Jane thanked Monsieur D’Amour for his labors and he withdrew. She glanced at the clock ticking on the marble mantel and smoothed the folds of her skirt. With alacrity, she retrieved her cloak from the armoire and laid it on the bed. William Pitt would be arriving momentarily to escort her to this mysterious tête-à-tête with the queen. The youthful Prime Minister had been extremely cryptic in his note asking her to accompany him to Kew Gardens. In fact, Jane had been most surprised at receiving an invitation to visit the queen, quite apart from her fears about the scandal of her separation from Alex. She had heard rumors that the king had been somewhat indisposed, of late.

She heard a soft tap at her door.

“The Prime Minister is here, madam,” her upstairs maid reported.

“Thank you, Mavis. I shall join him straightway,” Jane replied, lining her gray satin cloak from the bed.

Jane gave a final glance into the looking glass at her pewter-colored gown trimmed with yards of silver lace. Once again, she smoothed the folds in her skirt, thankful that the prevailing fashion allowed a softer silhouette, with far fewer hoops and stays to pinch her flesh.

Within minutes, Pitt had whisked her into his carriage and they were heading at a fast trot toward Kew Gardens and their afternoon rendezvous with Queen Charlotte.

“Why so mysterious?” Jane teased her companion. “You’ve hardly said a word to me.”
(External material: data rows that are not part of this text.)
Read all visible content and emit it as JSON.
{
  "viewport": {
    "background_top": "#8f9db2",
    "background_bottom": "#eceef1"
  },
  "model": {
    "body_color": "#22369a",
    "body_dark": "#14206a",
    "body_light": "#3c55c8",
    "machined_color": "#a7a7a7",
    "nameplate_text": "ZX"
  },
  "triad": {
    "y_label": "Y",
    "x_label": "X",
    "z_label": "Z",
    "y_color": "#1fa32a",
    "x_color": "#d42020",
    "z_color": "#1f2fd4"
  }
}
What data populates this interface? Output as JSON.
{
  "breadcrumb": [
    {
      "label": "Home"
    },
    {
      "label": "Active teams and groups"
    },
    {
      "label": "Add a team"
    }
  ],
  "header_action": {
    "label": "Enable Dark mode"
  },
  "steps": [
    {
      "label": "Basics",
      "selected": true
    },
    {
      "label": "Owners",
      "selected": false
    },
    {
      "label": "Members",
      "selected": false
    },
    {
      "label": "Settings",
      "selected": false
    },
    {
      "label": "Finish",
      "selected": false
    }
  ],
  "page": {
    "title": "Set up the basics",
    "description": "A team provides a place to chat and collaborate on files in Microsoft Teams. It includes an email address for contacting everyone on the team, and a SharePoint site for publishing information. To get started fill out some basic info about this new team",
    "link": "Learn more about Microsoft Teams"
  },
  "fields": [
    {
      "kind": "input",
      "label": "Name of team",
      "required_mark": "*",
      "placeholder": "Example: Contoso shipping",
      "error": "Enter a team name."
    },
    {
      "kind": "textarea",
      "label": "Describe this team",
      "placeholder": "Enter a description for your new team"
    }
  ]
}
“Oh… what?” Pitt responded with a start. “Forgive me, Duchess… ’twas just that… well, you’ll discover the need for secrecy soon enough, I’m afraid.”

“Can’t you give me the merest
hint
of what this is all about?”

Pitt shook his head.

“No,” he said in a low voice, with a glance toward the driver and footmen accompanying them. “I truly cannot.”

Jane grew even more baffled when they pulled up to Kew Gardens and were quickly led past several equerries, pages, and ladies-in-waiting who appeared exceedingly careworn and preoccupied. Immediately, Jane and Pitt were admitted into a small suite of apartments facing the gardens themselves.

A door opened and a woman in her mid-thirties entered the small gallery where they had been left standing alone for several minutes.

“Ah, Miss Burney,” Pitt said graciously to one of the Queen’s closest confidants. “How pleased I am ’tis you who greet us. Have you met the Duchess of Gordon? Your Grace, this is Fanny Burney, the Queen’s Keeper of the Robes.”

“I doubt the Duchess recalls that we met briefly at the studio of Sir Joshua Reynolds, years ago,” Fanny replied graciously. “You were about to have your first sitting for your portrait in your coronation robes, Your Grace. I remember that it was a beastly hot day in June and I thought you extraordinarily brave to do it.”